Large-Scale Robust Semisupervised Classification

IEEE Trans Cybern. 2019 Mar;49(3):907-917. doi: 10.1109/TCYB.2018.2789420. Epub 2018 Jan 17.

Abstract

Semisupervised learning aims to leverage both labeled and unlabeled data to improve performance, where most of them are graph-based methods. However, the graph-based semisupervised methods are not capable for large-scale data since the computational consumption on the construction of graph Laplacian matrix is huge. On the other hand, the substantial unlabeled data in training stage of semisupervised learning could cause large uncertainties and potential threats. Therefore, it is crucial to enhance the robustness of semisupervised classification. In this paper, a novel large-scale robust semisupervised learning method is proposed in the framework of capped l2,p -norm.

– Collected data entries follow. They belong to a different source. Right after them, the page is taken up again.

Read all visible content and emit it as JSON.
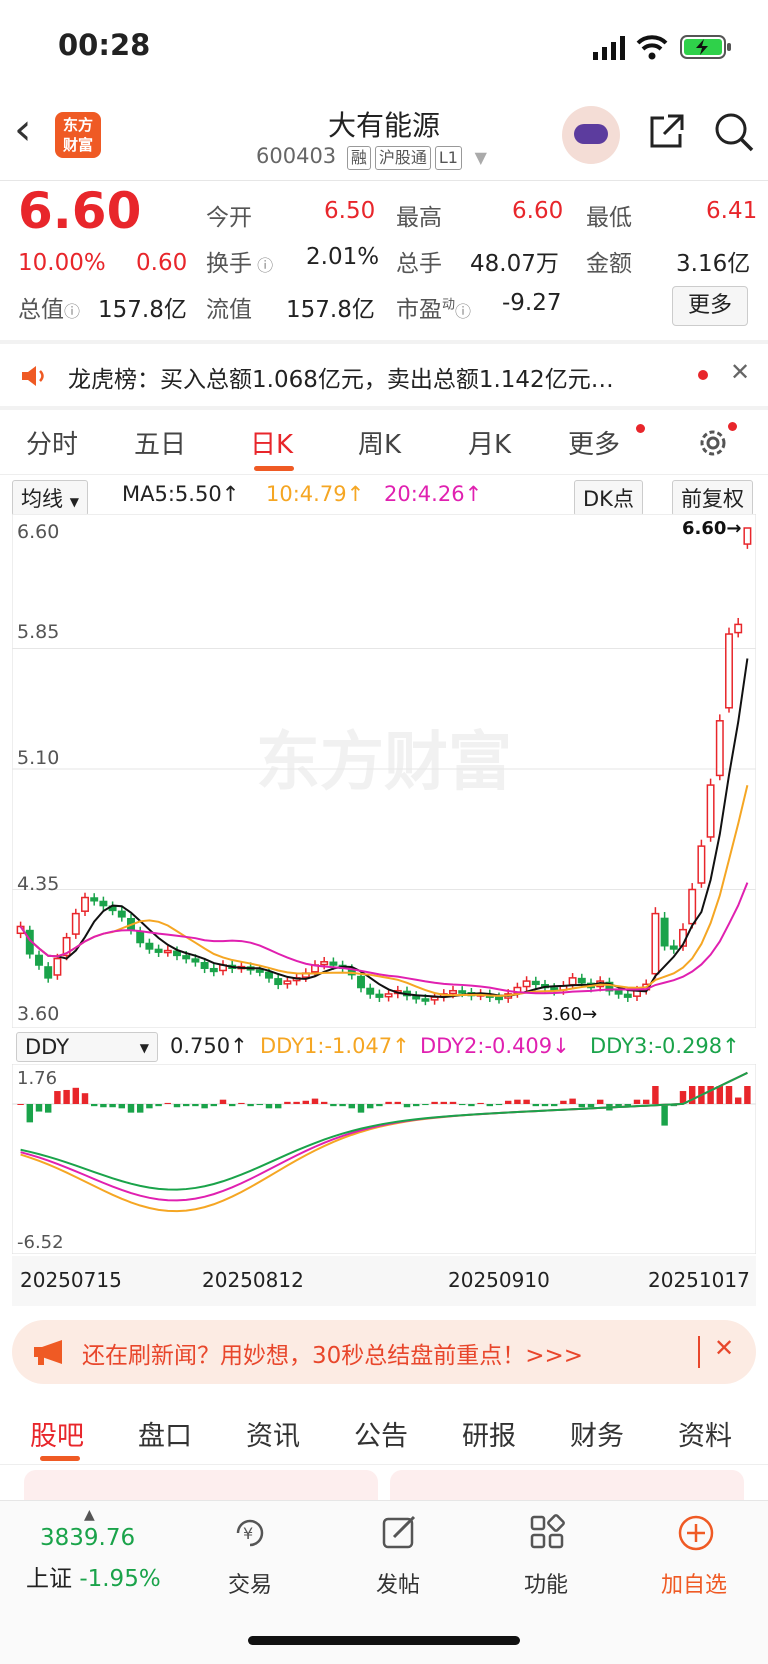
{
  "status_bar": {
    "time": "00:28"
  },
  "header": {
    "stock_name": "大有能源",
    "code": "600403",
    "tags": [
      "融",
      "沪股通",
      "L1"
    ],
    "logo_text_top": "东方",
    "logo_text_bottom": "财富"
  },
  "quote": {
    "price": "6.60",
    "change_pct": "10.00%",
    "change": "0.60",
    "open_label": "今开",
    "open": "6.50",
    "high_label": "最高",
    "high": "6.60",
    "low_label": "最低",
    "low": "6.41",
    "turnover_label": "换手",
    "turnover": "2.01%",
    "volume_label": "总手",
    "volume": "48.07万",
    "amount_label": "金额",
    "amount": "3.16亿",
    "mcap_label": "总值",
    "mcap": "157.8亿",
    "float_label": "流值",
    "float_cap": "157.8亿",
    "pe_label": "市盈",
    "pe_sup": "动",
    "pe": "-9.27",
    "more_label": "更多"
  },
  "notice": {
    "text": "龙虎榜：买入总额1.068亿元，卖出总额1.142亿元…"
  },
  "period_tabs": [
    "分时",
    "五日",
    "日K",
    "周K",
    "月K",
    "更多"
  ],
  "ma": {
    "selector": "均线",
    "ma5": "MA5:5.50",
    "ma10": "10:4.79",
    "ma20": "20:4.26",
    "dk": "DK点",
    "adjust": "前复权"
  },
  "chart": {
    "y_labels": [
      "6.60",
      "5.85",
      "5.10",
      "4.35",
      "3.60"
    ],
    "max_marker": "6.60→",
    "min_marker": "3.60→",
    "watermark": "东方财富"
  },
  "ddy": {
    "selector": "DDY",
    "ddy": "0.750",
    "ddy1": "DDY1:-1.047",
    "ddy2": "DDY2:-0.409",
    "ddy3": "DDY3:-0.298",
    "y_top": "1.76",
    "y_bottom": "-6.52"
  },
  "dates": [
    "20250715",
    "20250812",
    "20250910",
    "20251017"
  ],
  "banner": {
    "text": "还在刷新闻？用妙想，30秒总结盘前重点！>>>"
  },
  "bottom_tabs": [
    "股吧",
    "盘口",
    "资讯",
    "公告",
    "研报",
    "财务",
    "资料"
  ],
  "nav": {
    "index_value": "3839.76",
    "index_name": "上证",
    "index_pct": "-1.95%",
    "items": [
      "交易",
      "发帖",
      "功能",
      "加自选"
    ]
  },
  "colors": {
    "up": "#e8262b",
    "down": "#1aa34a",
    "ma5": "#111111",
    "ma10": "#f5a623",
    "ma20": "#e020b0",
    "accent": "#ef5a24"
  },
  "chart_data": {
    "type": "candlestick",
    "ylim": [
      3.6,
      6.6
    ],
    "ma_last": {
      "MA5": 5.5,
      "MA10": 4.79,
      "MA20": 4.26
    },
    "closes": [
      4.12,
      3.95,
      3.88,
      3.8,
      3.92,
      4.05,
      4.2,
      4.3,
      4.28,
      4.25,
      4.22,
      4.18,
      4.1,
      4.02,
      3.98,
      3.96,
      3.97,
      3.94,
      3.92,
      3.9,
      3.86,
      3.84,
      3.88,
      3.86,
      3.87,
      3.85,
      3.84,
      3.8,
      3.76,
      3.78,
      3.8,
      3.83,
      3.88,
      3.9,
      3.88,
      3.86,
      3.82,
      3.74,
      3.7,
      3.68,
      3.7,
      3.72,
      3.69,
      3.67,
      3.66,
      3.68,
      3.7,
      3.72,
      3.71,
      3.69,
      3.7,
      3.68,
      3.67,
      3.7,
      3.74,
      3.78,
      3.76,
      3.74,
      3.72,
      3.75,
      3.8,
      3.77,
      3.74,
      3.78,
      3.72,
      3.7,
      3.68,
      3.72,
      3.76,
      4.2,
      4.0,
      3.98,
      4.1,
      4.35,
      4.62,
      5.0,
      5.4,
      5.94,
      6.0,
      6.6
    ]
  }
}
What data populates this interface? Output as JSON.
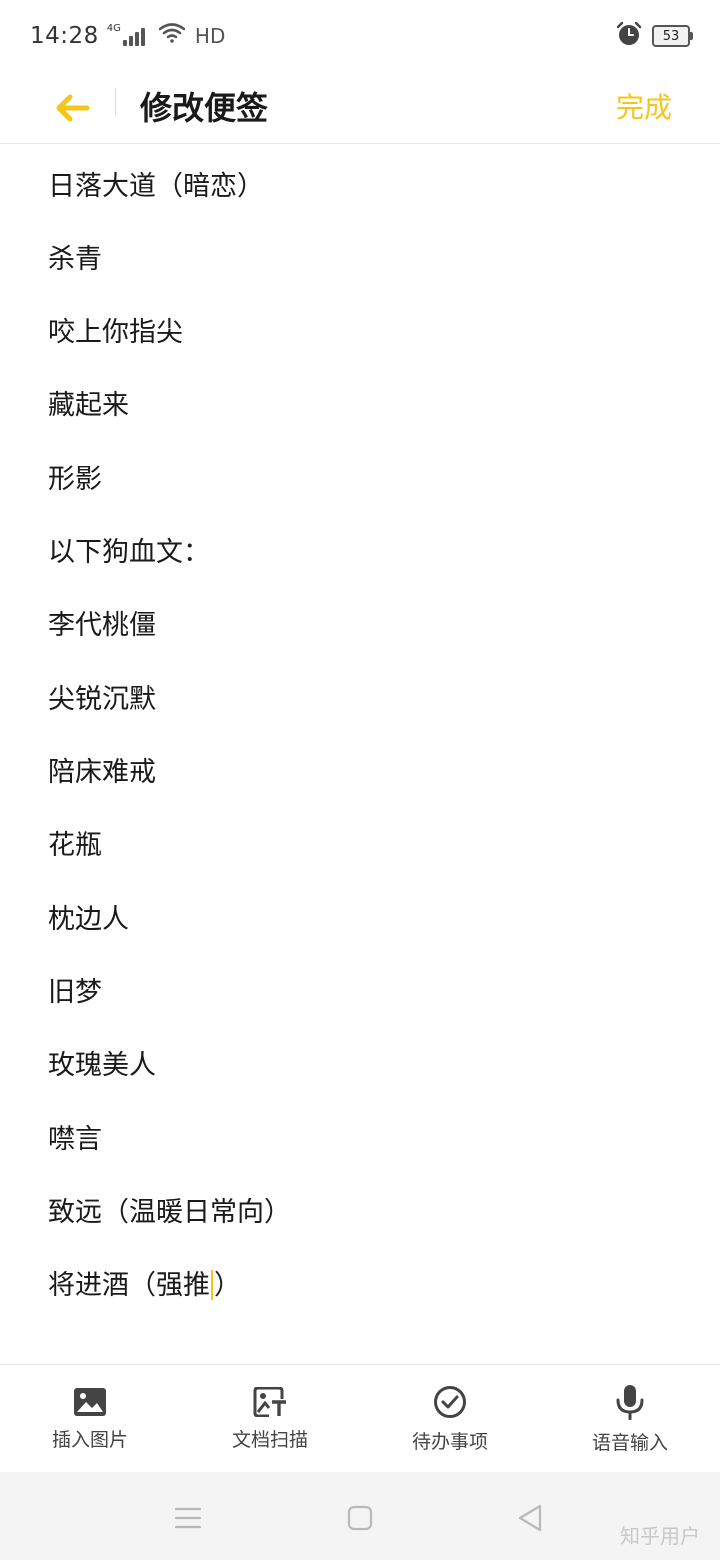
{
  "status_bar": {
    "time": "14:28",
    "network_type": "4G",
    "hd_label": "HD",
    "battery_level": "53"
  },
  "header": {
    "title": "修改便签",
    "done_label": "完成"
  },
  "note": {
    "lines": [
      "日落大道（暗恋）",
      "杀青",
      "咬上你指尖",
      "藏起来",
      "形影",
      "以下狗血文：",
      "李代桃僵",
      "尖锐沉默",
      "陪床难戒",
      "花瓶",
      "枕边人",
      "旧梦",
      "玫瑰美人",
      "噤言",
      "致远（温暖日常向）"
    ],
    "last_line_before_cursor": "将进酒（强推",
    "last_line_after_cursor": "）"
  },
  "toolbar": {
    "insert_image_label": "插入图片",
    "scan_document_label": "文档扫描",
    "todo_label": "待办事项",
    "voice_input_label": "语音输入"
  },
  "watermark": "知乎用户",
  "colors": {
    "accent": "#f5c518",
    "text": "#1a1a1a",
    "nav_bg": "#f4f4f4"
  }
}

This strategy is superior not only in computational cost because it makes the graph Laplacian matrix unnecessary, but also in robustness to outliers since the capped l2,p -norm used for loss measurement. An efficient optimization algorithm is exploited to solve the nonconvex and nonsmooth challenging problem. The complexity of the proposed algorithm is analyzed and discussed in theory detailedly. Finally, extensive experiments are conducted over six benchmark data sets to demonstrate the effectiveness and superiority of the proposed method.